Tyler Whitmer (1:06)
I think it'll depend a lot on the people and how well they perform in these roles. I'm sure you could dream up a better team, but it's certainly not crazy to think this is quite a good one. You know, it's going to be a really, really difficult job and one of the things we'll be looking out for is like, how are they supporting themselves? Like, is there staff that is supporting the SSC or is this really going to be the obligation of four volunteer corporate directors? Which I think would be a big failure mode. It is certainly a better world if you take the baseline as what they were planning to do with the December announcement. It is harder to say it's a great deal compared to the status quo. And I think it's easy to say it's just a bad deal compared to what OpenAI should have been.
Robert Wiblin (1:47)
Okay, so we are back with an OpenAI emergency podcast because we have something of a resolution on their attempted for profit restructure. The Attorneys General of California and Delaware have forced through quite a lot of juicy changes on OpenAI's plans before they would allow the restructure to go through. But OpenAI, for some reason or other, didn't mention them very conspicuously in the press release about the for profit restructure.
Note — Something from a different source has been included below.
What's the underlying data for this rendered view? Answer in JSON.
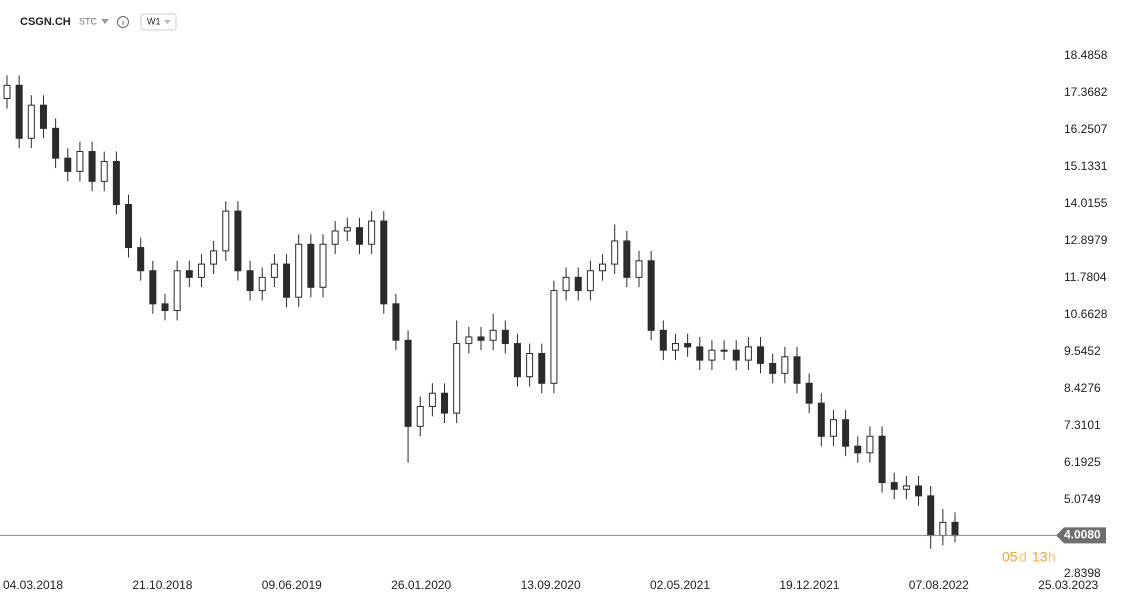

So they've gone, I think, reasonably underreported on in the press. And to walk us through all of that, we've got Tyler Whitmer, for many years a commercial litigator and then a partner at a major trial law firm. In 2024, he founded legal Advocates for Safe Science and Technology, which for the last year has been closely tracking OpenAI's restructure proposal and making public interest submissions to the California and Delaware attorneys. He's a co author of an article all about the announcement, about the changes and what he thinks that people should be looking for going forward, which you could read@notforprivategain.org so, Tyler, last December, OpenAI proposed to completely kind of sideline the for profit entity and basically become a for profit with roughly no effective constraints. Yeah. Can you quickly refresh our memories on what they said they were going to do?